Gadis itu merengut mendengar ketiga sahabatnya dengan kompak mencelanya. Namun, ia tahu itu hanya canda belaka. Malah tiba-tiba ia disentak rasa sedih, setelah sedari tadi bersikap tegar. “You guys, will always be my bestfriend.
***
Siang ini terik. Bisma, Forman, dan Putra menghadapi jam pelajaran terakhir dengan muka lesu. Ini minggu kedua tanpa Rani. Mungkin terdengar berlebihan, tapi sepeninggal gadis itu rasanya mereka kehilangan semangat. Sebenarnya guru biologi berhalangan masuk. Namun, ia menitipkan seabrek tugas, membuat kelas semakin lesu.
Cukup tiga puluh menit bagi mereka untuk menyelesaikan tugas itu. Sisa waktu dihabiskan penghuni kelas dengan beragam kegiatan. Bisma meminjam ponsel Forman. Ia mengutak atik tanpa tahu sebenarnya ingin melakukan apa, berpindah dari satu aplikasi ke aplikasi lain. Sementara Forman membaca komik doraemon milik Putra. Hanya Putra seorang yang tampak berkutat dengan buku-buku pelajaran. Dengan semangat penuh ia menyalin jawaban tugas dari buku Bisma yang harus diserahkan besok pagi.
            Kebosanan itu semakin nyata tanpa Rani yang biasanya suka membuat kesibukan yang cukup asyik dilakukan untuk menghabiskan waktu. Mulai dari mengisi TTS, mengulang pelajaran, menghafal lirik lagu baru, hingga mengisengi teman mereka yang lain. Kini mereka harus membiasakan diri tanpa kehadiran sang sahabat.
 Di tengah keasyikan mengotak-atik ponsel Forman, Bisma menemukan foto Rani di folder tersembunyi. Foto yang teramat manis. Gadis itu tersenyum meski pandangan matanya tidak menatap kamera. Candid.
Sementara itu Forman terkesiap. Ia mendapati satu halaman komik penuh coretan.
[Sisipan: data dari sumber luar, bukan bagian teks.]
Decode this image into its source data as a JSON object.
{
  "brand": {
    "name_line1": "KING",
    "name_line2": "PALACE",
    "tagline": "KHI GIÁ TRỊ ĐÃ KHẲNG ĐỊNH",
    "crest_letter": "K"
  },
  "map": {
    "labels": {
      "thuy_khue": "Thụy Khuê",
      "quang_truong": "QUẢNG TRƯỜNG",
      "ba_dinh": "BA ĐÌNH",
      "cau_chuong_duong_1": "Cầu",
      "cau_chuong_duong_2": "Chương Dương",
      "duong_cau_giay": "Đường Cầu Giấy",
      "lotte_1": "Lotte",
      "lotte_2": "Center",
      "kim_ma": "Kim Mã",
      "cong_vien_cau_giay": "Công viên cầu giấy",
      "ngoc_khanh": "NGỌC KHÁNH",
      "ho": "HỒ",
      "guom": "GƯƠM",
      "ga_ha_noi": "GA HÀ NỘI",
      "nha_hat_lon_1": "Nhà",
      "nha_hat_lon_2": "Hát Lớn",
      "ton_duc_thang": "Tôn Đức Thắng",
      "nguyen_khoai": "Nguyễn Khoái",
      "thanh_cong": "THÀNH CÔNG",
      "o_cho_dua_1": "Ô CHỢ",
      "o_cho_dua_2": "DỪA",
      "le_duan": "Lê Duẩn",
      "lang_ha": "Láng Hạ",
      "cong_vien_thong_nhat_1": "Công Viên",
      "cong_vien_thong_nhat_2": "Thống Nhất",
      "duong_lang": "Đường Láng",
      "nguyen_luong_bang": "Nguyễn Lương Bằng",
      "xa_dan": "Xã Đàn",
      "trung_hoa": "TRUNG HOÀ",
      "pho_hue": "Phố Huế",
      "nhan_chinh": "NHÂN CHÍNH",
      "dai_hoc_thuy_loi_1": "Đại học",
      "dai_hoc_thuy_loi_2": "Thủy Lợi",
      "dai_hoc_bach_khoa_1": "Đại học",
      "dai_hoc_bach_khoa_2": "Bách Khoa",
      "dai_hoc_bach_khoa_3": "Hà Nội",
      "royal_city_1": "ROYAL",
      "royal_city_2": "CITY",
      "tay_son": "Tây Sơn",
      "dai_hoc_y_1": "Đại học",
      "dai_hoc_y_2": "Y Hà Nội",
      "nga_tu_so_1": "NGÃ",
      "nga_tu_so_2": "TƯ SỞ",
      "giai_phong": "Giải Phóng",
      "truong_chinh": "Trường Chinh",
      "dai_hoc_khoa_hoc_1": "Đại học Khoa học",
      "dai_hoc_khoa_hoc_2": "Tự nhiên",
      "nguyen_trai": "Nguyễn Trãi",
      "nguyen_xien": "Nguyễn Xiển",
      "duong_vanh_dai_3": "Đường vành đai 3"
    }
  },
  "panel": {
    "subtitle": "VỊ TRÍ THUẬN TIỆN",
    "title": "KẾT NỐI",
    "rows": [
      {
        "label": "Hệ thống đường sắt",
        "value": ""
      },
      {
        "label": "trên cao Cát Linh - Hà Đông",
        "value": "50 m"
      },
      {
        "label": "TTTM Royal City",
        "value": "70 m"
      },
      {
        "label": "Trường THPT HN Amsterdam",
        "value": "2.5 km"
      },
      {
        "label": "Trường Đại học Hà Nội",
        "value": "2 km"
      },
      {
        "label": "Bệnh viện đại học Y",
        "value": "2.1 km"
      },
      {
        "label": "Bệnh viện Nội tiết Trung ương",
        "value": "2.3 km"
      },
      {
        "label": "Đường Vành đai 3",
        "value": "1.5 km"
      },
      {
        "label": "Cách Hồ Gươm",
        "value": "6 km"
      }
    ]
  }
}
Di atas Nobita tertulis nama Putra, sedangkan di atas Shizuka tertulis nama Rani. Emoticon senyum dan bentuk hati bertebaran dimana-mana. Ini sungguh ganjil, kekanakan. Putra, yang mengaku tak punya perasaan apa-apa terhadap Rani, ternyata menyimpan sesuatu. Putra tak tahu bahwa Forman memandangnya dari belakang dengan mata tajam. Putra dengan semangat penuh terus mencatat, agar ia tak perlu kelabakan besok pagi. Namun, ketika membalik halaman buku tulis Bisma, ia menemukan secarik kertas kecil yang dilipat rapi.
Ia membukanya. Ada sajak tertera di sana.
Malam ini bulan bersinar terang sekali
Hanya pada binarnya yang benderang aku berani mengaku tentang cinta
Untuk gadis yang membuat rindu ini indah
Rani
Putra perlahan memutar kepala ke belakang. Ia terkaget ketika ternyata dua sahabatnya yang lain pun tengah saling menoleh. Tanpa kata, Bisma menunjukkan ponsel Forman dengan foto Rani  terpampang di layarnya. Forman menunjukkan halaman komik dengan coretan nama Putra dan Rani. Putra tak tahu harus bicara apa, hanya menggenggam erat kertas kecil berisi puisi dari Bisma. Puisi untuk Rani. Ketiganya membisu, saling memandang penuh selidik dengan alis bertaut.